An example region encoded in a geojson format (the list of coordinates are lat/long):

In [10]:
gj['features'][0]

{'type': 'Feature',
 'geometry': {'type': 'Polygon',
  'coordinates': [[[-117.087138, 32.583822],
    [-117.08695, 32.583007],
    [-117.08693249, 32.58293112],
    [-117.08686, 32.582617],
    [-117.08648, 32.581573],
    [-117.086201, 32.58091],
    [-117.086047, 32.580678],
    [-117.08595258, 32.58053575],
    [-117.08567562, 32.58011851],
    [-117.085585, 32.579982],
    [-117.085417, 32.579739],
    [-117.084812, 32.579065],
    [-117.08475964, 32.57900662],
    [-117.084725, 32.578968],
    [-117.083637, 32.577854],
    [-117.08227701, 32.57648368],
    [-117.08224938, 32.57645654],
    [-117.082146, 32.576355],
    [-117.081926, 32.576137],
    [-117.081774, 32.575953],
    [-117.0811, 32.575136],
    [-117.08091818, 32.57491522],
    [-117.08091801, 32.574915],
    [-117.080274, 32.574046],
    [-117.08014418, 32.57387261],
    [-117.079544, 32.573071],
    [-117.07952, 32.573039],
    [-117.07899506, 32.57233912],
    [-117.07899498, 32.57233901],
    [-117.07899282, 32.5723

In [11]:
gj['features'] = [f for f in gj['features'] if f['properties']['serv'] in stop_counts.column('service_area')]

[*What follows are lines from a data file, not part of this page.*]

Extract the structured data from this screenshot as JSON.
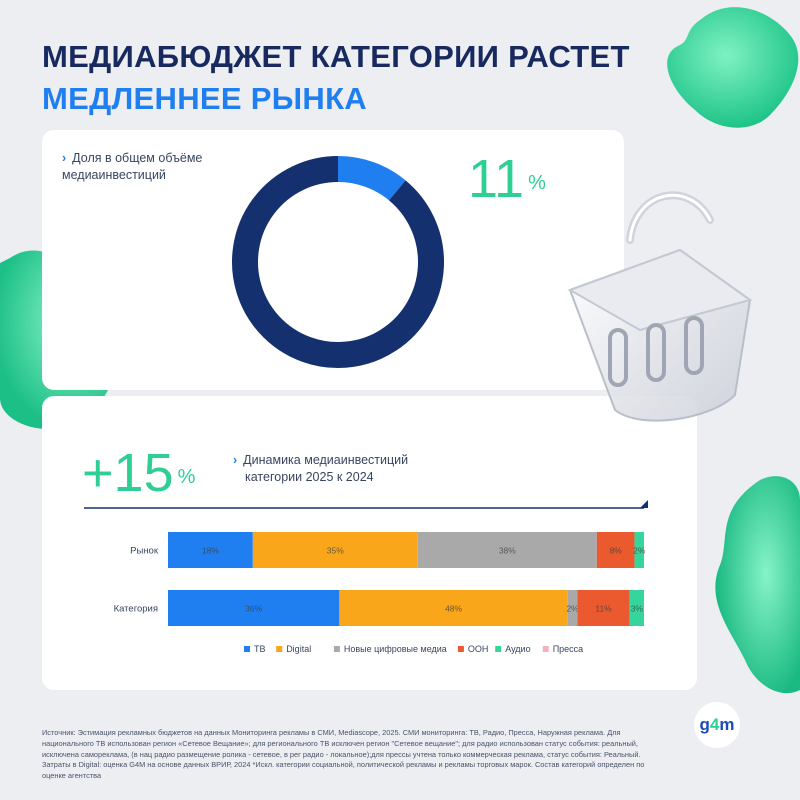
{
  "header": {
    "line1": "МЕДИАБЮДЖЕТ КАТЕГОРИИ РАСТЕТ",
    "line2": "МЕДЛЕННЕЕ РЫНКА"
  },
  "share_block": {
    "caption_line1": "Доля в общем объёме",
    "caption_line2": "медиаинвестиций",
    "value": "11",
    "unit": "%"
  },
  "growth_block": {
    "value": "+15",
    "unit": "%",
    "caption_line1": "Динамика медиаинвестиций",
    "caption_line2": "категории 2025 к 2024"
  },
  "colors": {
    "tv": "#1f7ff0",
    "digital": "#f9a61b",
    "new_digital": "#a9a9a9",
    "ooh": "#eb5a2e",
    "audio": "#34d69c",
    "press": "#f3b2c4",
    "donut_main": "#15306e",
    "donut_share": "#1f7ff0",
    "accent_green": "#2fcf94"
  },
  "chart_data": [
    {
      "type": "pie",
      "values": [
        11,
        89
      ]
    },
    {
      "type": "bar",
      "orientation": "horizontal-stacked",
      "categories": [
        "Рынок",
        "Категория"
      ],
      "series": [
        {
          "name": "ТВ",
          "values": [
            18,
            36
          ]
        },
        {
          "name": "Digital",
          "values": [
            35,
            48
          ]
        },
        {
          "name": "Новые цифровые медиа",
          "values": [
            38,
            2
          ]
        },
        {
          "name": "ООН",
          "values": [
            8,
            11
          ]
        },
        {
          "name": "Аудио",
          "values": [
            2,
            3
          ]
        },
        {
          "name": "Пресса",
          "values": [
            0,
            0
          ]
        }
      ],
      "labels": [
        [
          "18%",
          "35%",
          "38%",
          "8%",
          "2%",
          ""
        ],
        [
          "36%",
          "48%",
          "2%",
          "11%",
          "3%",
          ""
        ]
      ],
      "legend_position": "bottom"
    }
  ],
  "footnote": "Источник: Эстимация рекламных бюджетов на данных Мониторинга рекламы в СМИ, Mediascope, 2025. СМИ мониторинга: ТВ, Радио, Пресса, Наружная реклама. Для национального ТВ использован регион «Сетевое Вещание»; для регионального ТВ исключен регион \"Сетевое вещание\"; для радио использован статус события: реальный, исключена самореклама, (в нац радио размещение ролика - сетевое, в рег радио - локальное);для прессы учтена только коммерческая реклама, статус события: Реальный. Затраты в Digital: оценка G4M на основе данных ВРИР, 2024 *Искл. категории социальной, политической рекламы и рекламы торговых марок. Состав категорий определен по оценке агентства",
  "logo": {
    "part1": "g",
    "part2": "4",
    "part3": "m"
  }
}
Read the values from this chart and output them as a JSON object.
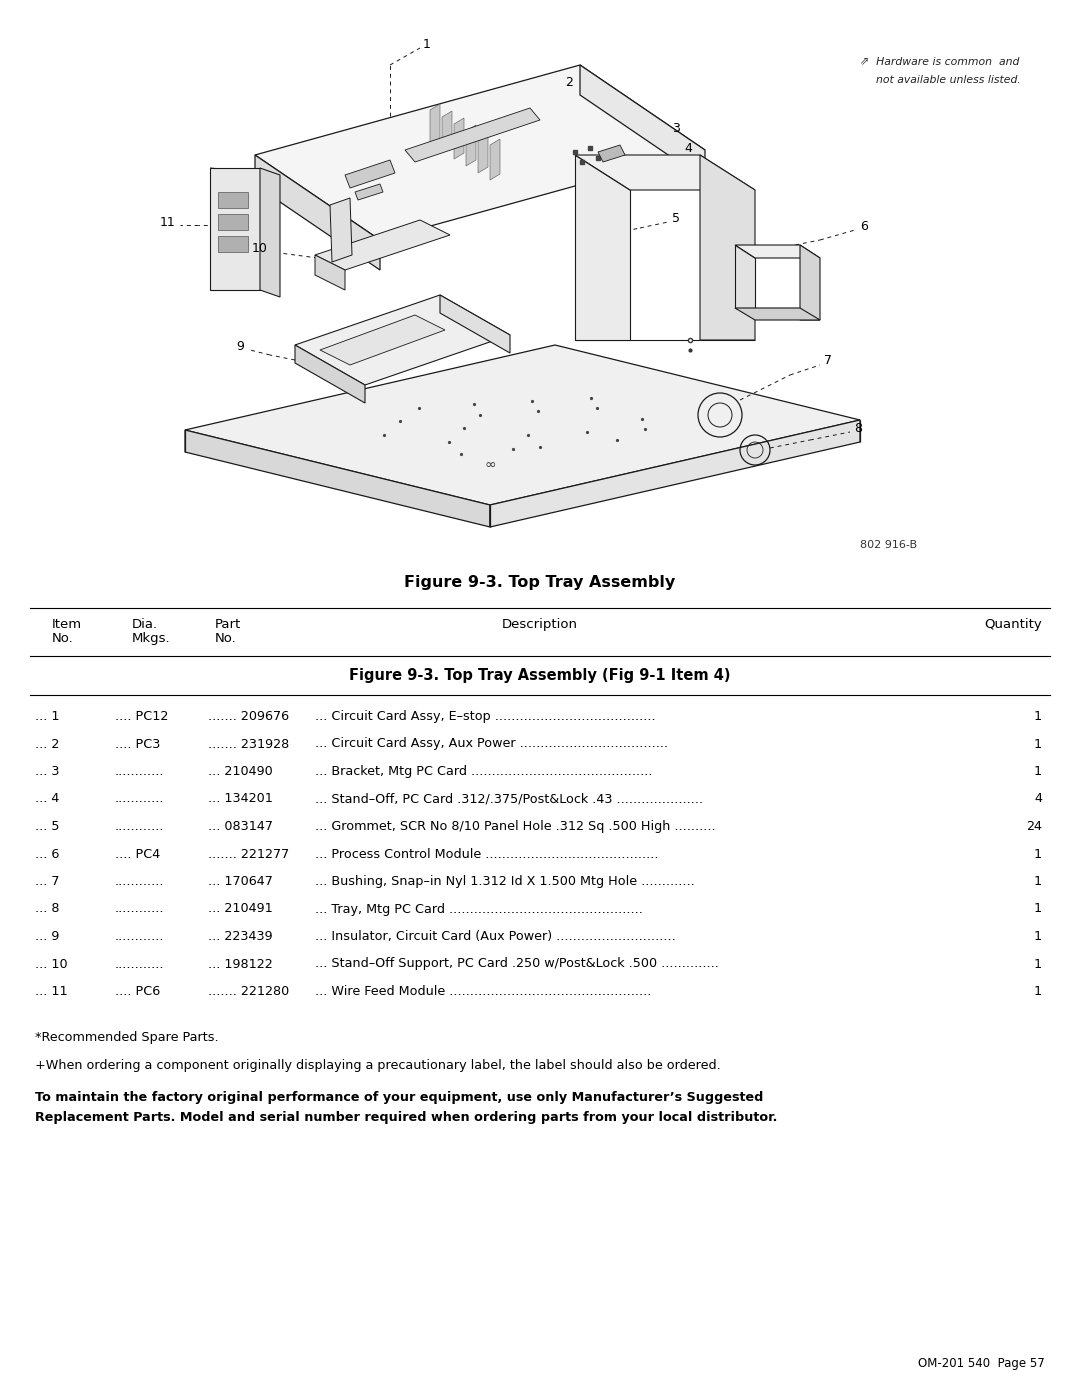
{
  "page_width": 10.8,
  "page_height": 13.97,
  "dpi": 100,
  "background_color": "#ffffff",
  "figure_caption": "Figure 9-3. Top Tray Assembly",
  "figure_number_code": "802 916-B",
  "hardware_note_line1": "Hardware is common  and",
  "hardware_note_line2": "not available unless listed.",
  "table_header_section": "Figure 9-3. Top Tray Assembly (Fig 9-1 Item 4)",
  "parts": [
    {
      "item": "... 1",
      "dia": ".... PC12",
      "part": "....... 209676",
      "desc": "Circuit Card Assy, E–stop",
      "dots_after_desc": " .......................................",
      "qty": "1"
    },
    {
      "item": "... 2",
      "dia": ".... PC3",
      "part": "....... 231928",
      "desc": "Circuit Card Assy, Aux Power",
      "dots_after_desc": " ....................................",
      "qty": "1"
    },
    {
      "item": "... 3",
      "dia": "............",
      "part": "... 210490",
      "desc": "Bracket, Mtg PC Card",
      "dots_after_desc": " ............................................",
      "qty": "1"
    },
    {
      "item": "... 4",
      "dia": "............",
      "part": "... 134201",
      "desc": "Stand–Off, PC Card .312/.375/Post&Lock .43",
      "dots_after_desc": " .....................",
      "qty": "4"
    },
    {
      "item": "... 5",
      "dia": "............",
      "part": "... 083147",
      "desc": "Grommet, SCR No 8/10 Panel Hole .312 Sq .500 High",
      "dots_after_desc": " ..........",
      "qty": "24"
    },
    {
      "item": "... 6",
      "dia": ".... PC4",
      "part": "....... 221277",
      "desc": "Process Control Module",
      "dots_after_desc": " ..........................................",
      "qty": "1"
    },
    {
      "item": "... 7",
      "dia": "............",
      "part": "... 170647",
      "desc": "Bushing, Snap–in Nyl 1.312 Id X 1.500 Mtg Hole",
      "dots_after_desc": " .............",
      "qty": "1"
    },
    {
      "item": "... 8",
      "dia": "............",
      "part": "... 210491",
      "desc": "Tray, Mtg PC Card",
      "dots_after_desc": " ...............................................",
      "qty": "1"
    },
    {
      "item": "... 9",
      "dia": "............",
      "part": "... 223439",
      "desc": "Insulator, Circuit Card (Aux Power)",
      "dots_after_desc": " .............................",
      "qty": "1"
    },
    {
      "item": "... 10",
      "dia": "............",
      "part": "... 198122",
      "desc": "Stand–Off Support, PC Card .250 w/Post&Lock .500",
      "dots_after_desc": " ..............",
      "qty": "1"
    },
    {
      "item": "... 11",
      "dia": ".... PC6",
      "part": "....... 221280",
      "desc": "Wire Feed Module",
      "dots_after_desc": " .................................................",
      "qty": "1"
    }
  ],
  "footnote1": "*Recommended Spare Parts.",
  "footnote2": "+When ordering a component originally displaying a precautionary label, the label should also be ordered.",
  "footnote3": "To maintain the factory original performance of your equipment, use only Manufacturer’s Suggested Replacement Parts. Model and serial number required when ordering parts from your local distributor.",
  "page_id": "OM-201 540  Page 57"
}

### Create a map object, overlay the counts, and plot it!

In [12]:
stops_map = folium.Map(location=(32.7157, -117.1611), zoom_start=10)

In [13]:
stops_map.choropleth(
    geo_data=gj,
    data=stop_counts.to_df(),   # needs to be a pandas dataframe
    columns=['service_area', 'count'],
    fill_color = 'YlOrRd',
    fill_opacity = 0.5, 
    line_opacity = 0.2,
    key_on='feature.properties.serv',
)



You can view HTML right inside a jupyter notebook!  So to view the map we can just use `display` that we imported from `Ipython.core.display` earlier.

In [None]:
display(stops_map)

You can also save the map to an `html` file. View the file by visiting the jupyter server page, selecting the file, and clicking `view` from the menu at top.

In [14]:
stops_map.save('stops.html')

## Mapping the collisions data

The collisions data is joined to the map using `police_beat` -- we need to assess and clean the data. Is it of `int` type?

In [15]:
collisions.column('police_beat')

array([113, 524, 437, ..., 246, 613, 821])

In [16]:
collision_counts = collisions.group('police_beat')

In [17]:
collision_counts.sort('count', descending=True)

police_beat,count
122,1347
242,839
813,811
313,809
124,732
627,636
115,623
521,617
315,610
611,573


In [18]:
collision_map = folium.Map(location=(32.7157, -117.1611), zoom_start=10)

collision_map.choropleth(
    geo_data=gj,
    data=collision_counts.to_df(),   # needs to be a pandas dataframe
    columns=['police_beat', 'count'],
    fill_color = 'YlGn',
    fill_opacity = 0.5, 
    line_opacity = 0.2,
    threshold_scale=[0,300,600,900,1200,1500],
    key_on='feature.properties.beat',
)

In [23]:
display(collision_map)

# Copy this notebook and plot your own statistics by geography
* Percentage of stops that result in a search.
* Average age of drivers.
* Percentage of traffic stops that occur at night.
* Number of Hispanic/Black/White/Asian drivers pulled over.